Implications of the Solow model are maintained.

Treatment in Romer 4e

Romer’s textbook employs a Lagrangian method after introducing the lifetime budget constraint.

Households’ budget constraint (in present terms)

The flow budget constraint written in present terms:

\[ e^{-R(t)}\dot{S}(t) \le r(t)e^{-R(t)}S(t)+e^{-R(t)}w(t)\frac{L(t)}{H}-e^{-R(t)}c(t)\frac{L(t)}{H}, \]


\[ R(t)=\int_{0}^{t}r(s)ds,\qquad\dot{R}(t)=r(t) \]

Lifetime budget constraint

Integrate the flow budget constraint:

\[ e^{-R(t)}\dot{S}(t) \le r(t)e^{-R(t)}S(t)+e^{-R(t)}w(t) \frac{L(t)}{H}-e^{-R(t)}c(t)\frac{L(t)}{H}, \]

The left-hand side becomes:

\[ \begin{aligned} \int_{0}^{\infty}e^{-R(t)}\dot{S}(t)dt &= \left[e^{-R(t)}S(t)\right]_{0}^{\infty}-\int_{0}^{\infty}-r(t)e^{-R(t)}S(t)dt\\ &= \lim_{t\to\infty}e^{-R(t)}S(t)- S(0)+\int_{0}^{\infty}r(t)e^{-R(t)}S(t)dt. \end{aligned} \]

The right-hand side becomes:

\[ \int_{0}^{\infty}\left[r(t)e^{-R(t)}S(t)+e^{-R(t)}w(t) \frac{L(t)}{H}-e^{-R(t)}c(t)\frac{L(t)}{H}\right]dt \]

Life-time budget constraint (cont’d)

We get

\[ \lim_{t\to\infty}e^{-R(t)}S(t)-S(0) \le \int_{0}^{\infty}e^{-R(t)}w(t)\frac{L(t)}{H}dt - \int_{0}^{\infty}e^{-R(t)}c(t)\frac{L(t)}{H}dt \]

By assuming \(\lim_{t\to\infty}e^{-R(t)}S(t)\ge 0\) we get

\[ \int_{0}^{\infty}e^{-R(t)}c(t)\frac{L(t)}{H}dt \le S(0)+\int_{0}^{\infty}e^{-R(t)}w(t)\frac{L(t)}{H}dt \]

This inequality states that the present value of the consumption of a household must not exceed initial saving plus the present value of their lifetime income.

No-Ponzi Game condition

The condition

\[ \lim_{t\to\infty}e^{-R(t)}S(t) \ge 0 \]

is called the No-Ponzi Game condition.
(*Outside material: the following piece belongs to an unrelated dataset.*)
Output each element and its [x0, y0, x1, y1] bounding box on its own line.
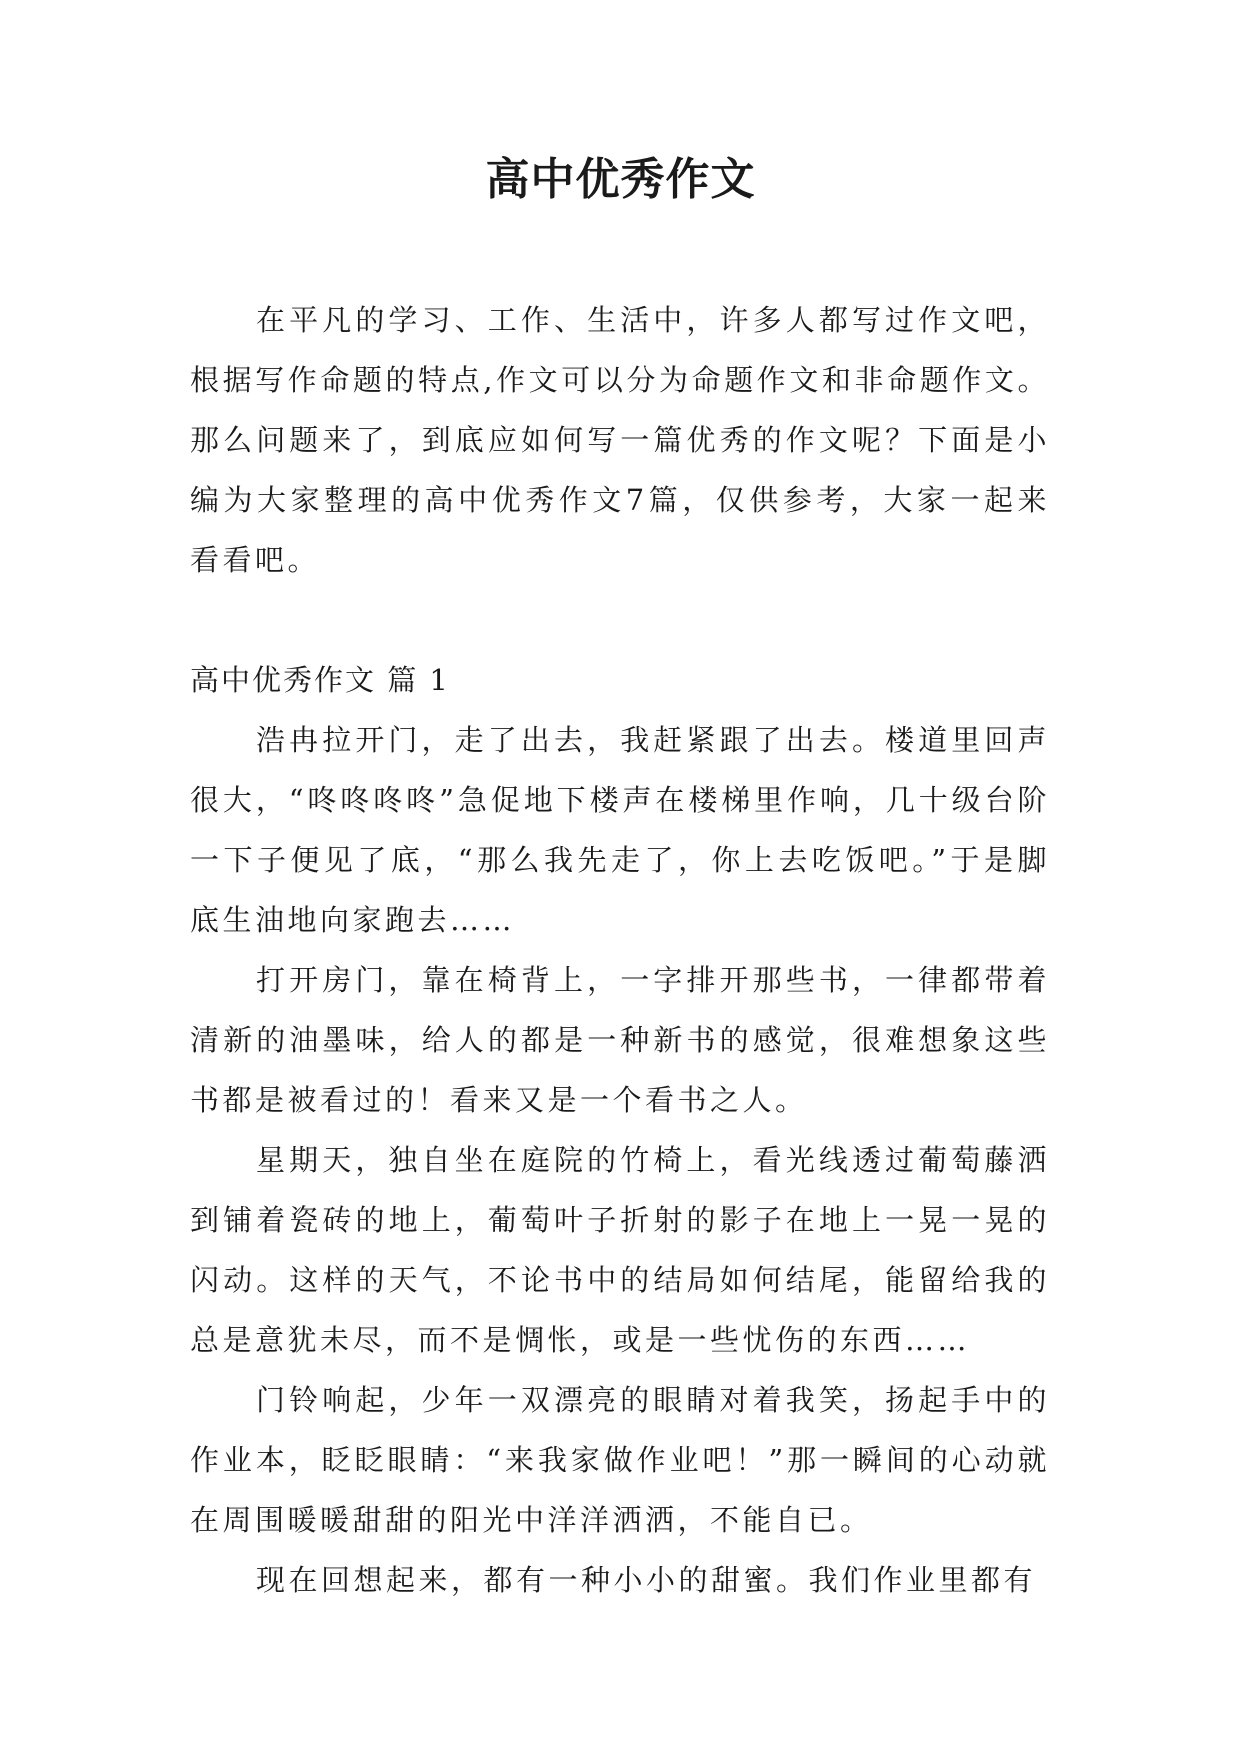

This condition is violated if the household always borrows money to repay their borrowings; the interest accrue and present value of borrowing in the infinite future becomes nonzero.

Such a financial scheme is excluded.

NB: NPG condition is different from the transversality condition (a few professional authors are confused!). NPG is an assumption for the model, while transversality is for the model’s optimal path.

Optimization problem

The consumer’s problem is thus

\[ \begin{aligned} &\max \int_{0}^{\infty} B e^{-\beta t}\frac{\hat{c}(t)^{1-\theta}}{1-\theta}dt\\ &\text{subject to }\\&\quad\int_{0}^{\infty}e^{-R(t)+(n+g)t}\hat{c}(t)dt \le\hat{k}(0)+\int_{0}^{\infty}e^{-R(t)+(n+g)t}\hat{w}(t)dt. \end{aligned} \]

Romer defines the Lagrangian function and bypasses (sacrifycing mathematical rigor) the technical stuff.